Inflation, salaires figés, remise en cause des subventions. L’érosion du pouvoir d’achat est devenue source d’inquiétude pour les Algériens et un dossier à traiter en urgence par l’Exécutif.Par Hakim Ould Mohamed
Après que la Banque centrale ait dévoilé une pression inflationniste, qui s’est exacerbée en 2021, la Banque mondiale dit avoir recensé tous les facteurs plaidant en faveur de la persistance de cette fièvre, détériorant ainsi le pouvoir d’achat des ménages dans la mesure où la dépréciation du taux de change et les politiques de compression des importations entraînent une raréfaction des produits importés, ainsi qu’une augmentation du coût de la consommation et de l’investissement, lit-on dans le rapport de suivi de la situation économique de l’Algérie, publié par l’institution de Bretton Woods. La semaine dernière, le gouverneur de la Banque d’Algérie a levé le voile sur une inflation flirtant avec les deux chiffres, soit de 9,2% en octobre, en glissement annuel, pointant une hausse des prix des produits agricoles frais et des biens alimentaires industriels, nettement corrélés à la hausse des intrants, en raison de la flambée des cours des produits alimentaires de base sur les marchés mondiaux. Si la Banque centrale n’était pas allée au bout de son analyse des pressions inflationnistes qui ont marqué l’actuel exercice, se contentant uniquement de recenser les éléments de réponse à cette hausse, excluant l’aspect lié à ses conséquences sur le pouvoir de vivre des Algériens, la Banque mondiale était plutôt formelle : «En raison de cette forte hausse de l’inflation alimentaire, le pouvoir d’achat du segment le plus vulnérable de la population a été disproportionnellement affecté en 2021, compte tenu du poids majeur des produits alimentaires dans son panier de consommation.»

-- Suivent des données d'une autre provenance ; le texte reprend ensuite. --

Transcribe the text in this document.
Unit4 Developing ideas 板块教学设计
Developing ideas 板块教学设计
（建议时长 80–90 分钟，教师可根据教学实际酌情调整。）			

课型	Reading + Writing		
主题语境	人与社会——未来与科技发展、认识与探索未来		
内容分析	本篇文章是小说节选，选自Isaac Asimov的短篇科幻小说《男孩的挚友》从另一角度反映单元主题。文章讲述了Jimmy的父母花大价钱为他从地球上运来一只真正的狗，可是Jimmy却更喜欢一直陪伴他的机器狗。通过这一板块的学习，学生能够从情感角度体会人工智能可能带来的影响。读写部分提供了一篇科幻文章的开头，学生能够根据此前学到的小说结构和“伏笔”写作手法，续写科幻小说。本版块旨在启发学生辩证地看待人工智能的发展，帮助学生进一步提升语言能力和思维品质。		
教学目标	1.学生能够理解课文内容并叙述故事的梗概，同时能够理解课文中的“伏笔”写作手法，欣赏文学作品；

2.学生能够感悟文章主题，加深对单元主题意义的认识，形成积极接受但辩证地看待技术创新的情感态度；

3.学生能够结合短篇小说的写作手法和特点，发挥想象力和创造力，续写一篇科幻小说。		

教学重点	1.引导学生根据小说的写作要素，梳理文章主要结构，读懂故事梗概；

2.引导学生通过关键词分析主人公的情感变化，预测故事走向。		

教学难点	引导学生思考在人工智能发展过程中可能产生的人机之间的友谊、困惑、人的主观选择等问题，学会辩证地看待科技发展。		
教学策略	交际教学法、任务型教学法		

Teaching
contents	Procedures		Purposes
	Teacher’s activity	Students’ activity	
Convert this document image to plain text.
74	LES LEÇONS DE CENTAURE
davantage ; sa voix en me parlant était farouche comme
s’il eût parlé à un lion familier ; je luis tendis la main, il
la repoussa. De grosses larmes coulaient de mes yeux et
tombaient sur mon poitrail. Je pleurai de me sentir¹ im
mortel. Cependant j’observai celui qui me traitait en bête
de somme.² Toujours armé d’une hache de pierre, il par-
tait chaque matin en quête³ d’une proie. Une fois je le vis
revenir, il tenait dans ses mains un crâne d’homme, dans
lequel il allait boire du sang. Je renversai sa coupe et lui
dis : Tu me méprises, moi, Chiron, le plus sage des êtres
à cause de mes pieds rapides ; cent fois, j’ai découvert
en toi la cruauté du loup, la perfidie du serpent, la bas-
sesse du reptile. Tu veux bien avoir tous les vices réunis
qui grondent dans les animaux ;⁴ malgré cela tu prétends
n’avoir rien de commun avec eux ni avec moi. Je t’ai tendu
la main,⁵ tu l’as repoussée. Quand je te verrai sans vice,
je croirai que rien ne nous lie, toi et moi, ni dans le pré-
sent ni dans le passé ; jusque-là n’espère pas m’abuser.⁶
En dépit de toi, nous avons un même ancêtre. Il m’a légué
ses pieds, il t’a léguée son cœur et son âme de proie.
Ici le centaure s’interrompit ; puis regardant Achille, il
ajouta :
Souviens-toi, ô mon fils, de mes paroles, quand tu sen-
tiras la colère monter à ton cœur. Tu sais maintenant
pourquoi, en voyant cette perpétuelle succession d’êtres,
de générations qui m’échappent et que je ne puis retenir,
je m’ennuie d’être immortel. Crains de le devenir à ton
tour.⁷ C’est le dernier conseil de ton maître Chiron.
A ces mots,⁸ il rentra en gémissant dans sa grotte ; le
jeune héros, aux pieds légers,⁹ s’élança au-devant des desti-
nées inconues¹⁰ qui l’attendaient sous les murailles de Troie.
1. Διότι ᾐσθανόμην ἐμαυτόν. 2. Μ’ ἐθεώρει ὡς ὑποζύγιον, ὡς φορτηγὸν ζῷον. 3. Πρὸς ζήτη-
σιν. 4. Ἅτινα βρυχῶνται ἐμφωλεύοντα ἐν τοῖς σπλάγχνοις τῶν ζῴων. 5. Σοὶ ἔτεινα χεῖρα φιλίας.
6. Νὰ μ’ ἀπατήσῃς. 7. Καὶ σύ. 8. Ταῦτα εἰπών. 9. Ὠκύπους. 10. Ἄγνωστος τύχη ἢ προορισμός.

La question du pouvoir d’achat ne cesse en tout cas d’agiter les ménages et les entreprises et, depuis peu, les politiques également qui tentent de remédier à cette érosion au moyen d’une baisse du taux d’IRG appliqué aux salaires ainsi qu’une hausse du point indiciaire dans la Fonction publique, deux mesures phares de la loi de finances 2022, auxquelles s’ajoute la loi criminalisant la spéculation, par lesquelles le gouvernement tente de désamorcer la crise du pouvoir d’achat des fonctionnaires. Le salaire net mensuel n’a évolué que de 2% en 2019 pour s’établir à 41 800 dinars, marquant une hausse insignifiante de moins de 1 000 dinars, à en croire les dernières statistiques fournies par l’ONS.
En 2018, le salaire mensuel net moyen était estimé à 41 000 dinars, contre 40 325 dinars en 2017, soit une hausse annuelle de 1,6% seulement. Or, depuis 2019, selon les estimations des syndicats, le pouvoir d’achat des Algériens a baissé de 40%, que les mesures prévues dans le budget de 2022 ne pourraient contrebalancer, sauf à coups d’importantes baisses de l’IRG-salaire et une hausse de 100% au minimum du point indiciaire dans la Fonction publique, estimé actuellement à 45 dinars. Pour les produits alimentaires, les services, le logement et les factures, les prix montent et le pouvoir d’achat des Algériens se resserre à la baisse. Les perspectives s’annoncent moroses, étant donné que l’inflation sous-jacente devrait, l’an prochain, être plus élevée en raison de la poursuite de la dépréciation du dinar, annoncée dans la loi de finances 2022, et de la volonté du gouvernement de raboter dès l’an prochain les subventions. A moins que la Banque d’Algérie réédite ses grandes opérations de désinflation menées en 2013, au lendemain d’une année 2012 marquée par une forte fièvre inflationniste ; le taux flirtait alors avec les 10% sous l’effet des grands rattrapages salariaux concédés par le gouvernement de l’époque.
L’amélioration du pouvoir d’achat des Algériens dépendra-t-il des nouvelles concessions salariales figurant dans le budget de 2022 ? Les syndicats et les économistes restent sceptiques ; les premiers plaidant en faveur d’un SNMG de 50 000 dinars, faute de quoi aucun répit n’est possible dans la dégradation du pouvoir de vivre, tandis que les second estiment que la hausse de la masse salariale contribuerait à la hausse globale de la masse monétaire, laquelle constituerait un terreau idéal pour de nouvelles fièvres inflationnistes. Quoi qu’il en soit, la question du pouvoir d’achat représente désormais la première préoccupation des ménages, pris en tenaille entre une inflation galopante et des salaires qui n’évoluent pas.